Föderalismus unter Druck

Am 17. Juni 2021 lud die Zürcher Kantonsregierung unter dem Titel «Föderalismus – was sonst?» zu einer doch recht ausserordentlichen Pressekonferenz ein. Angeführt von der aktuellen Regierungspräsidentin Jacqueline Fehr nahmen daran der Vizepräsident des Regierungsrates, Finanzdirektor Ernst Stocker, Jürg Kündig der Präsident des Verbandes der Zürcher Gemeindepräsidien und Rahel Freiburghaus, die an der Universität Bern über den Föderalismus forscht, teil. Was trieb die Zürcher Regierung dazu an, sich so prominent zum Föderalismus äussern zu wollen? Es war die Kritik am Kantönligeist bei der Bekämpfung der Corona-Krise und daran, dass für alles, was nicht gut lief, dem Föderalismus die Schuld zugeschoben wurde. Dem wollte die Zürcher Regierung mit einem klaren Bekenntnis entgegentreten: «Die Schweiz hat die Corona-Krise nicht trotz sondern wegen des Föderalismus so gut gemeistert». Diesem Statement von Frau Fehr wurden weitere Slogans nachgereicht, wie «Think global, act local» (J. Kündig) oder «Föderalismus ist gelebte Vielfalt und nationale Einheit» (E. Stocker).
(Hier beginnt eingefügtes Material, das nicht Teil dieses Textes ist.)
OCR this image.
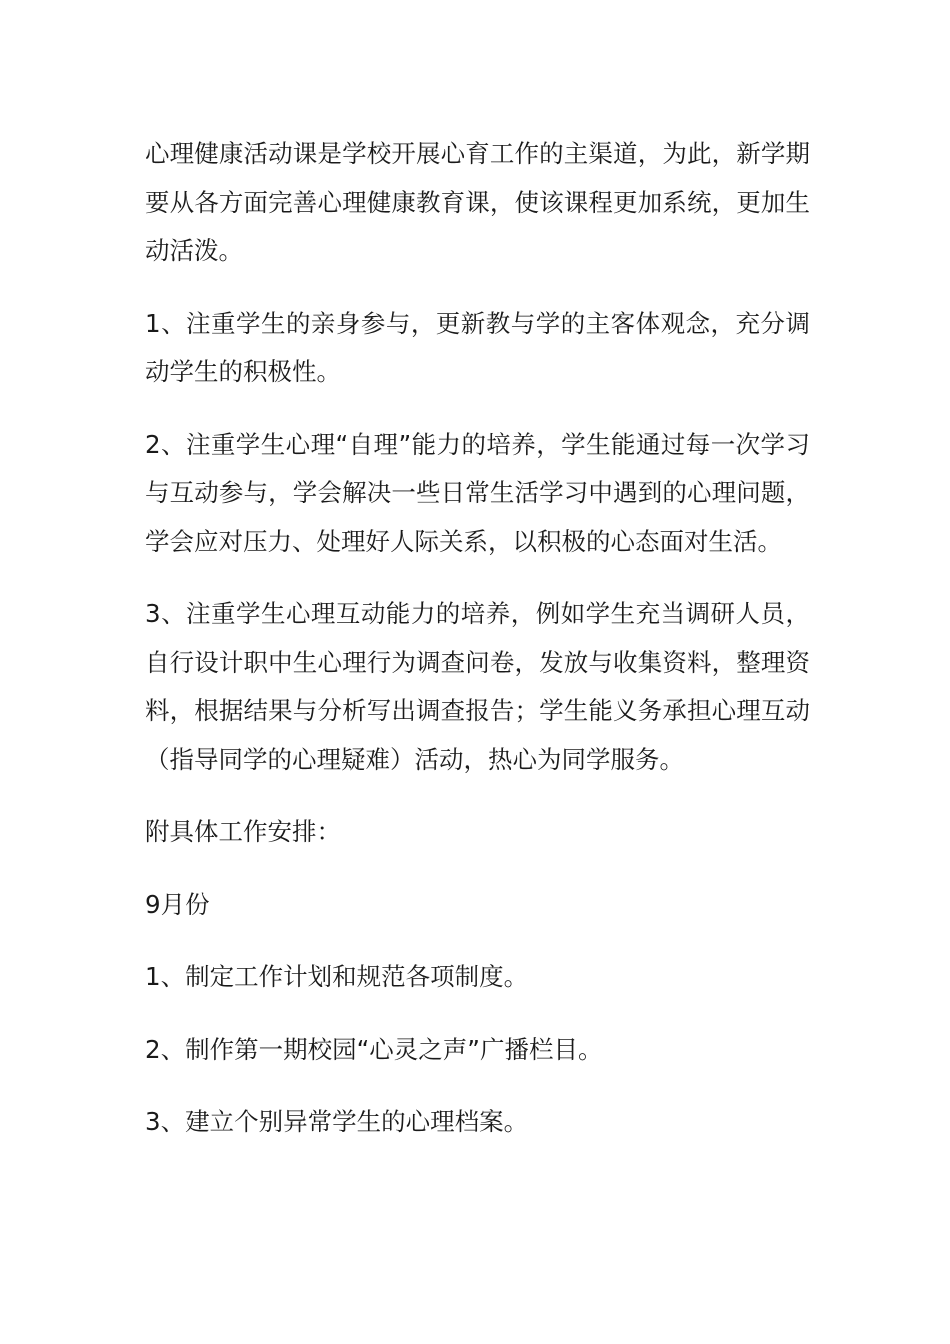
心理健康活动课是学校开展心育工作的主渠道，为此，新学期要从各方面完善心理健康教育课，使该课程更加系统，更加生动活泼。

1、注重学生的亲身参与，更新教与学的主客体观念，充分调动学生的积极性。

2、注重学生心理“自理”能力的培养，学生能通过每一次学习与互动参与，学会解决一些日常生活学习中遇到的心理问题，学会应对压力、处理好人际关系，以积极的心态面对生活。

3、注重学生心理互动能力的培养，例如学生充当调研人员，自行设计职中生心理行为调查问卷，发放与收集资料，整理资料，根据结果与分析写出调查报告；学生能义务承担心理互动（指导同学的心理疑难）活动，热心为同学服务。

附具体工作安排：

9月份

1、制定工作计划和规范各项制度。

2、制作第一期校园“心灵之声”广播栏目。

3、建立个别异常学生的心理档案。
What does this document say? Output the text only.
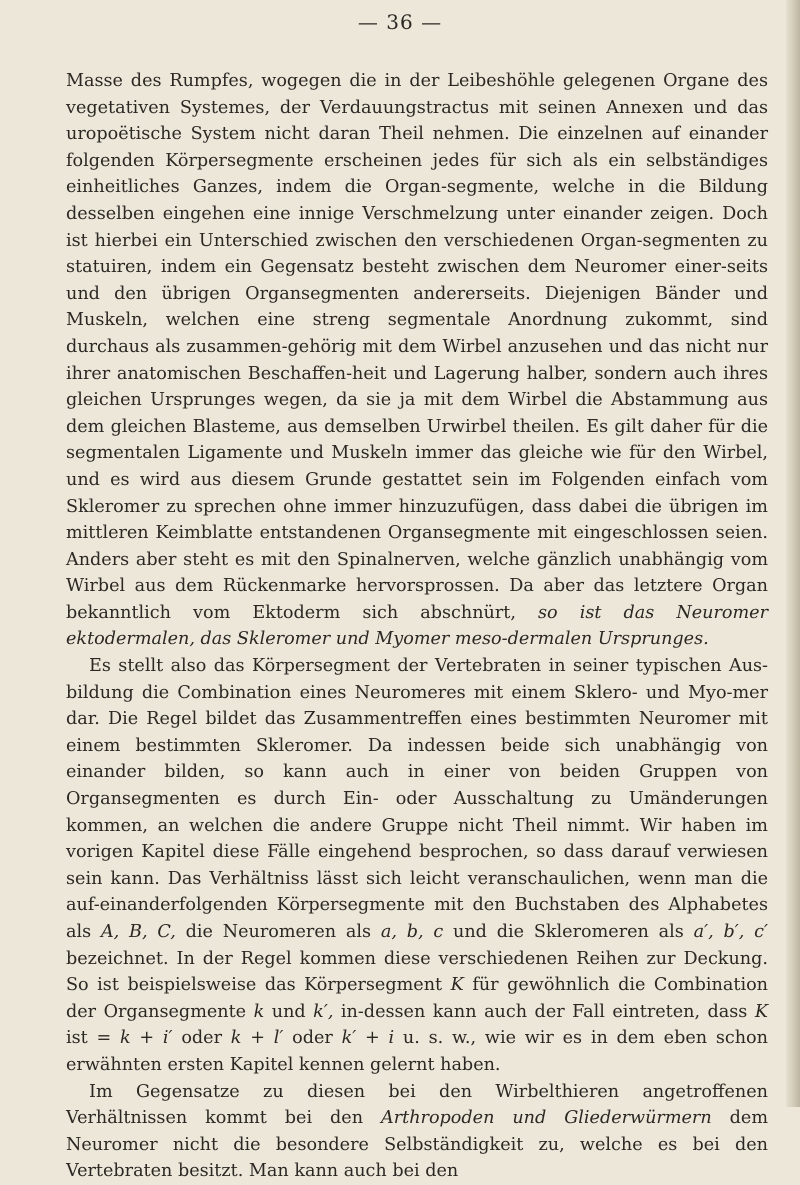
— 36 —

Masse des Rumpfes, wogegen die in der Leibeshöhle gelegenen Organe des vegetativen Systemes, der Verdauungstractus mit seinen Annexen und das uropoëtische System nicht daran Theil nehmen. Die einzelnen auf einander folgenden Körpersegmente erscheinen jedes für sich als ein selbständiges einheitliches Ganzes, indem die Organ-segmente, welche in die Bildung desselben eingehen eine innige Verschmelzung unter einander zeigen. Doch ist hierbei ein Unterschied zwischen den verschiedenen Organ-segmenten zu statuiren, indem ein Gegensatz besteht zwischen dem Neuromer einer-seits und den übrigen Organsegmenten andererseits. Diejenigen Bänder und Muskeln, welchen eine streng segmentale Anordnung zukommt, sind durchaus als zusammen-gehörig mit dem Wirbel anzusehen und das nicht nur ihrer anatomischen Beschaffen-heit und Lagerung halber, sondern auch ihres gleichen Ursprunges wegen, da sie ja mit dem Wirbel die Abstammung aus dem gleichen Blasteme, aus demselben Urwirbel theilen. Es gilt daher für die segmentalen Ligamente und Muskeln immer das gleiche wie für den Wirbel, und es wird aus diesem Grunde gestattet sein im Folgenden einfach vom Skleromer zu sprechen ohne immer hinzuzufügen, dass dabei die übrigen im mittleren Keimblatte entstandenen Organsegmente mit eingeschlossen seien. Anders aber steht es mit den Spinalnerven, welche gänzlich unabhängig vom Wirbel aus dem Rückenmarke hervorsprossen. Da aber das letztere Organ bekanntlich vom Ektoderm sich abschnürt, so ist das Neuromer ektodermalen, das Skleromer und Myomer meso-dermalen Ursprunges.

Es stellt also das Körpersegment der Vertebraten in seiner typischen Aus-bildung die Combination eines Neuromeres mit einem Sklero- und Myo-mer dar. Die Regel bildet das Zusammentreffen eines bestimmten Neuromer mit einem bestimmten Skleromer. Da indessen beide sich unabhängig von einander bilden, so kann auch in einer von beiden Gruppen von Organsegmenten es durch Ein- oder Ausschaltung zu Umänderungen kommen, an welchen die andere Gruppe nicht Theil nimmt. Wir haben im vorigen Kapitel diese Fälle eingehend besprochen, so dass darauf verwiesen sein kann. Das Verhältniss lässt sich leicht veranschaulichen, wenn man die auf-einanderfolgenden Körpersegmente mit den Buchstaben des Alphabetes als A, B, C, die Neuromeren als a, b, c und die Skleromeren als a′, b′, c′ bezeichnet. In der Regel kommen diese verschiedenen Reihen zur Deckung. So ist beispielsweise das Körpersegment K für gewöhnlich die Combination der Organsegmente k und k′, in-dessen kann auch der Fall eintreten, dass K ist = k + i′ oder k + l′ oder k′ + i u. s. w., wie wir es in dem eben schon erwähnten ersten Kapitel kennen gelernt haben.

Im Gegensatze zu diesen bei den Wirbelthieren angetroffenen Verhältnissen kommt bei den Arthropoden und Gliederwürmern dem Neuromer nicht die besondere Selbständigkeit zu, welche es bei den Vertebraten besitzt. Man kann auch bei den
Davon abgesehen vertraten alle Beteiligten die Ansicht, dass der Föderalismus – gerade mit den Corona-Erfahrungen – weiterentwickelt werden müsse – allerdings ohne an seinen Prinzipien zu rütteln.
Einen knappen Monat später, am 10. Juli 2021 haben die Finanzminister der G20-Staaten (denen die Schweiz nicht angehört) eine globale Steuerreform mit einer Mindeststeuer für grosse Unternehmen beschlossen. Auf Arbeitsebene hatten bereits 131 Staaten weltweit den Plänen zugestimmt – unter ihnen nolens volens auch die Schweiz. Sollte sich der minimale Steuersatz von 15 Prozent durchsetzen, müssten etliche Kantone ihre niedrigere Unternehmenssteuer erhöhen, die einer der Haupttrümpfe im internationalen und inländischen Steuerwettbewerb ist, bzw. ein Hauptargument für die schweizerische Ausprägung des (Konkurrenz-)Föderalismus.
Schon im November 2020 waren nach dem Scheitern der Konzernverantwortungsinitiative am Ständemehr Diskussionen wiederbelebt worden, ob der Föderalismus in seiner schweizerischen Form gerecht und demokratisch sei. Er schützt zwar gewisse Minderheiten, kann aber dem Volkswillen widersprechende Ergebnisse hervorbringen. Entsprechend wurden einmal mehr Kalkulationen präsentiert, die das Gewicht der „kleinen“ Kantone in Volksabstimmungen und/oder im Ständerat relativieren würden.
Die Gemeindeautonomie gilt als wichtiges Element des Föderalismus. Kürzlich wurden die Befunde des Gemeindemonitorings veröffentlicht, das die Ergebnisse einer Gemeindeschreiberbefragung zusammenfasst. Dort werden kritische Töne angeschlagen: „Die meisten Gemeinden schätzen ihre Autonomie gegenüber Kanton und Bund nur als gering bis mittelmässig ein. (…) Im Vergleich zu 1994, 2005 und 2009 haben die Schweizer Gemein-den ihre Einschätzung der Gemeindeautonomie nach unten korrigiert (..).1
Aber nicht nur die Zahl der Gemeinden schrumpft wegen Fusionen jedes Jahr, sondern auch ihr Einfluss gehe zurück, sagt Hannes Germann, Präsident des Schweizerischen Gemeindeverbands und Schaffhauser SVP-Ständerat: «Die Gemeinden beklagen sich vermehrt darüber, dass sie immer mehr Bereiche mitfinanzieren müssen, bei denen sie nicht oder kaum mitbestimmen können»2, z.B. in der Raumplanung und im Sozialwesen würden Kompetenzen zunehmend an die Kantone und Organisationen wie die KESB verlagert.
Kein Wunder, werden erneut Überlegungen aus der SVP-Ecke laut, dem Ständemehr ein «Gemeindemehr» zur Seite zu stellen, als Reaktion auf die Ansprüche der Städte um mehr Gehör. Weil es immer öfter vorkomme, «dass die Agglomerationen und Städte die ländlichen Gemeinden überstimmen»3. (SVP-Bern-Präsident und Ständerat Werner Salzmann) Einigkeit herrscht darüber, dass mit dem Gemeindemehr praktisch jede Reform blockiert werden könnte.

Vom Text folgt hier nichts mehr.